Solving ‘Big World Problems’ with Entrepreneurship
The other pilot program brought together six high school students and two College of Business undergraduate mentors once a month for the Spring 2020 Semester to work on new ventures. The mentors helped the students think through questions about scope, potential customer base and other key elements of a business plan. At the end of the semester, the Institute team joined in on student mentoring sessions to help the students work through any remaining questions and give them resources for the next phases of their ventures.
Based on the success of the pilot program, Shrake and Parker launched a Virtual Venture Validator program for middle and high school students in early summer. The diverse group of 12 students hailed from around the country and brought unique venture ideas that primarily focused on socially responsible entrepreneurship.
During the week-long workshop, students worked with professional mentors to hone their business ideas. The program culminated in a pitch competition, where students presented their ideas to a panel of judges.
“The kids had the coolest ideas about how to solve big world problems with viable solutions,” she said. “They really are learning to be critical thinkers, and it’s so great to see them go through that process.”
Parker originally planned to offer the program in person but moved it online when the College shifted to virtual education due to COVID-19. And although shifting to online education was a challenge, Parker said the end result was a positive one because it let students from rural areas and mentors from around the country engage and connect.

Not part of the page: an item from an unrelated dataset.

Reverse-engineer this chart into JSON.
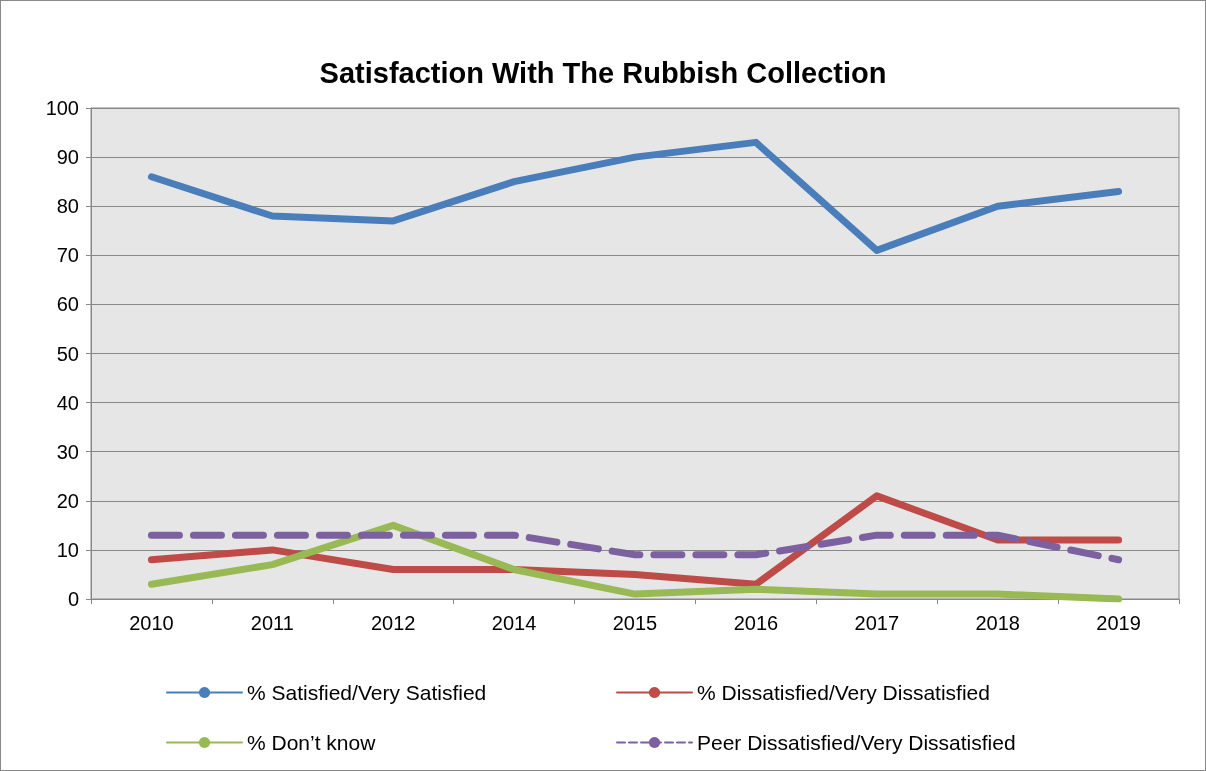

“We had a real ability to reach out to our network,” she said. “Before it was about bringing people to campus or putting them in classrooms, and now we don’t have to worry about that.”
Parker is hopeful that the program can take place on campus next summer, but she said the Institute will hold some sessions virtually and in satellite locations so that students in rural areas can participate.
Investing in Entrepreneurship Education
These initial programs demonstrated the need – and demand – for entrepreneurship education in Northern Colorado school districts. To develop additional programming, Shrake and Parker are looking to raise money from a variety of sources, from corporate philanthropic dollars (such as the Otter Cares grant that’s funding their current efforts) to grants to long-term fundraising campaigns.
“We’re hoping to continue to grow,” she said. “We want to raise money for scholarships, we want to do college classes online for high school students. We have a lot of things in the works.”
One of those things is a new fall education program with two tracks: one for teachers and students who have participated in Venture Validator and one that’s open to all local students and educators.
In the first track, teachers will partner with the Institute to bring entrepreneurship education into their classrooms. The Institute will provide access to College of Business student mentors and experienced industry mentors, as well as curriculum and programming that will help teach students about entrepreneurship and work with them to develop business ideas. The program will culminate in a showcase where students will present their ideas to a group of judges and compete for prizes.
The other track will offer resources and tools for entrepreneurial novices. For these participants, the Institute will design a series of virtual events where students will learn about the College of Business, hear from a variety of entrepreneurs and ask questions to learn more about entrepreneurship and business. The Institute will also offer Venture Validator, I4E Ramcast and other programming and resources for students and teachers.
“The hope is that we’ll start to inspire the next set of entrepreneurs,” Parker said. “We’d love for them to actually have ventures that come out of this, but if they come out with an entrepreneurial mindset – curiosity and making connections, and problem-solving skills – that’s what we’re hoping to instill.”